The EU’s meeting with Caribbean officials in Dominica at the end of January highlighted how detached the EU’s perception of citizenship by investment (CBI) is from reality.
A major point of discussion was the EU’s suggestion that the Caribbean Citizenship by Investment Programs (CIPs) substantially raise their minimum investment thresholds to ensure the program’s integrity. The EU’s overstepping – telling other countries how much their citizenship is worth – is a telling sign of something everyone already knows: The EU doesn’t like CBI.
The EU’s proposition is both irrational and impertinent.
How would raising the minimum investment amount protect the programs?
Raising the minimum investment amount isn’t a logical measure to shield CIPs from criminal applicants. Forget for a moment that applicants with criminal records do not pass the Caribbean’s robust due diligence process; how would more money improve the background and compliance checks? In short, it wouldn’t.

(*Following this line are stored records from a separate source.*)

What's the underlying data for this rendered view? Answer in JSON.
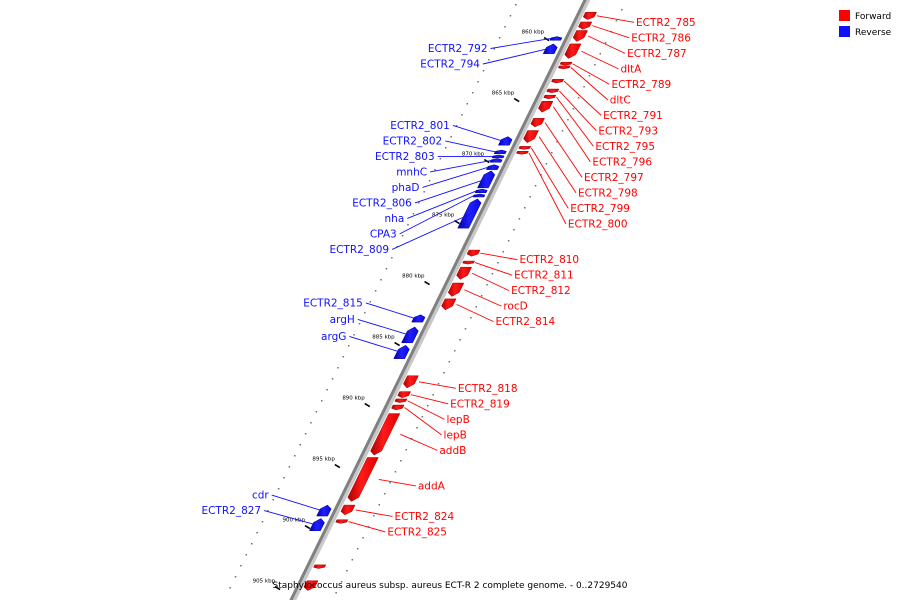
{
  "caption": "Staphylococcus aureus subsp. aureus ECT-R 2 complete genome. - 0..2729540",
  "legend": [
    {
      "label": "Forward",
      "color": "#ff0000"
    },
    {
      "label": "Reverse",
      "color": "#1010ff"
    }
  ],
  "colors": {
    "forward": "#ff0000",
    "reverse": "#1010ff",
    "backbone": "#808080"
  },
  "axis": {
    "start_kbp": 858,
    "end_kbp": 906,
    "tick_labels": [
      {
        "kbp": 860,
        "label": "860 kbp"
      },
      {
        "kbp": 865,
        "label": "865 kbp"
      },
      {
        "kbp": 870,
        "label": "870 kbp"
      },
      {
        "kbp": 875,
        "label": "875 kbp"
      },
      {
        "kbp": 880,
        "label": "880 kbp"
      },
      {
        "kbp": 885,
        "label": "885 kbp"
      },
      {
        "kbp": 890,
        "label": "890 kbp"
      },
      {
        "kbp": 895,
        "label": "895 kbp"
      },
      {
        "kbp": 900,
        "label": "900 kbp"
      },
      {
        "kbp": 905,
        "label": "905 kbp"
      }
    ]
  },
  "forward_genes": [
    {
      "label": "ECTR2_785",
      "start": 858.0,
      "end": 858.6
    },
    {
      "label": "ECTR2_786",
      "start": 858.8,
      "end": 859.4
    },
    {
      "label": "ECTR2_787",
      "start": 859.5,
      "end": 860.4
    },
    {
      "label": "dltA",
      "start": 860.6,
      "end": 861.8
    },
    {
      "label": "ECTR2_789",
      "start": 862.1,
      "end": 862.3
    },
    {
      "label": "dltC",
      "start": 862.4,
      "end": 862.6
    },
    {
      "label": "ECTR2_791",
      "start": 863.5,
      "end": 863.8
    },
    {
      "label": "ECTR2_793",
      "start": 864.3,
      "end": 864.6
    },
    {
      "label": "ECTR2_795",
      "start": 864.8,
      "end": 865.1
    },
    {
      "label": "ECTR2_796",
      "start": 865.3,
      "end": 866.2
    },
    {
      "label": "ECTR2_797",
      "start": 866.7,
      "end": 867.4
    },
    {
      "label": "ECTR2_798",
      "start": 867.7,
      "end": 868.7
    },
    {
      "label": "ECTR2_799",
      "start": 869.0,
      "end": 869.2
    },
    {
      "label": "ECTR2_800",
      "start": 869.4,
      "end": 869.6
    },
    {
      "label": "ECTR2_810",
      "start": 877.5,
      "end": 878.0
    },
    {
      "label": "ECTR2_811",
      "start": 878.4,
      "end": 878.6
    },
    {
      "label": "ECTR2_812",
      "start": 878.9,
      "end": 879.9
    },
    {
      "label": "rocD",
      "start": 880.2,
      "end": 881.3
    },
    {
      "label": "ECTR2_814",
      "start": 881.5,
      "end": 882.4
    },
    {
      "label": "ECTR2_818",
      "start": 887.8,
      "end": 888.8
    },
    {
      "label": "ECTR2_819",
      "start": 889.1,
      "end": 889.6
    },
    {
      "label": "lepB",
      "start": 889.7,
      "end": 890.0
    },
    {
      "label": "lepB",
      "start": 890.2,
      "end": 890.6
    },
    {
      "label": "addB",
      "start": 890.9,
      "end": 894.3
    },
    {
      "label": "addA",
      "start": 894.5,
      "end": 898.1
    },
    {
      "label": "ECTR2_824",
      "start": 898.4,
      "end": 899.2
    },
    {
      "label": "ECTR2_825",
      "start": 899.6,
      "end": 899.9
    },
    {
      "label": "",
      "start": 903.3,
      "end": 903.6
    },
    {
      "label": "",
      "start": 904.6,
      "end": 905.4
    }
  ],
  "reverse_genes": [
    {
      "label": "ECTR2_792",
      "start": 860.0,
      "end": 860.3
    },
    {
      "label": "ECTR2_794",
      "start": 860.6,
      "end": 861.4
    },
    {
      "label": "ECTR2_801",
      "start": 868.2,
      "end": 868.9
    },
    {
      "label": "ECTR2_802",
      "start": 869.3,
      "end": 869.6
    },
    {
      "label": "ECTR2_803",
      "start": 869.7,
      "end": 869.9
    },
    {
      "label": "mnhC",
      "start": 870.0,
      "end": 870.3
    },
    {
      "label": "phaD",
      "start": 870.5,
      "end": 870.9
    },
    {
      "label": "ECTR2_806",
      "start": 871.0,
      "end": 872.4
    },
    {
      "label": "nha",
      "start": 872.5,
      "end": 872.8
    },
    {
      "label": "CPA3",
      "start": 872.9,
      "end": 873.1
    },
    {
      "label": "ECTR2_809",
      "start": 873.3,
      "end": 875.7
    },
    {
      "label": "ECTR2_815",
      "start": 882.8,
      "end": 883.4
    },
    {
      "label": "argH",
      "start": 883.8,
      "end": 885.1
    },
    {
      "label": "argG",
      "start": 885.3,
      "end": 886.4
    },
    {
      "label": "cdr",
      "start": 898.4,
      "end": 899.3
    },
    {
      "label": "ECTR2_827",
      "start": 899.5,
      "end": 900.5
    }
  ]
}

Higher prices would only serve to minimize the applicant pool. But for the sake of argument, let’s say that out of every 100 who apply, 10 are criminals (who get rejected anyway). Reducing the client pool to ten people means one will be a criminal, who will also be rejected. If you raised the price drastically, you would simply eliminate 91 legitimate applicants with clean criminal records because the criminals will be rejected either way.
The EU suggested the price hike would also sustain revenues at lower application volumes. This, in theory, could work if the Caribbean programs operated in a vacuum on a standardized market basis, but reality is different. The Caribbean CIPs have competitors. They do not have a monopoly on citizenship by investment, and investors may look toward more affordable options.
To some investors, moreover, $100,000 is a reasonable price for second citizenship while, to others, it’s their entire life savings. They may spend it anyway because they need to. Not all markets are the same, and the Caribbean has done an incredible job at finding a balance that works on a global scale. The EU’s suggestion would demolish all that good work.
Raising the minimum investment requirement would only alienate many clean, authentic applicants.
Another issue is the value of money. If a person launders money they obtain from criminal activity, that money won’t have the same value to them as it would to someone who earned it the hard way. Raising the minimum would only lower the number of legitimate applicants, while those with ill-gotten gains and nefarious intentions won’t mind the higher prices.
For all we know, and as some have suggested, the EU’s focus on raising the minimum investment amount may be part of an agenda to make CIPs undesirable altogether. But even if we assume they consider CBI an acceptable way to raise FDI, raising the price will not do anything to address the EU’s professed security concerns.
And if the EU’s concerns are about safety and due diligence, they should work with the Caribbean CIPs to enhance their due diligence processes (if they can find anything to put their finger on).
The EU has much more advanced and plentiful investigative resources than the Caribbean. If it really cares about Caribbean CBI integrity, it should offer help rather than issue underhanded threats veiled in polite diplomacy. The Caribbean governments have shown that they are open to enhancing what is already one of the world’s most competent due diligence systems after their meeting with the US last year.
If the EU’s concerns were genuine and not just the pretext for punitive action they appear to be, the approach would have been different. The EU could have requested more transparent and immediate access to applicant backgrounds, rejected cases, and more. With an open line of communication and a flowing stream of information, nothing would get past the EU, especially with the new ETIAS system coming.
The EU can take various approaches to ensure Caribbean CIPs address the Union’s concerns regarding CBI, but raising minimum investments is not among them. The idea is a bad one; it doesn’t work, and it won’t help anyone.
The EU’s insistence on fixing something that isn’t broken by breaking it is astonishing. Real solutions are available, and the Caribbean is open to working together. It is a shame that the EU Commission doesn’t have the same proactive, logical attitude.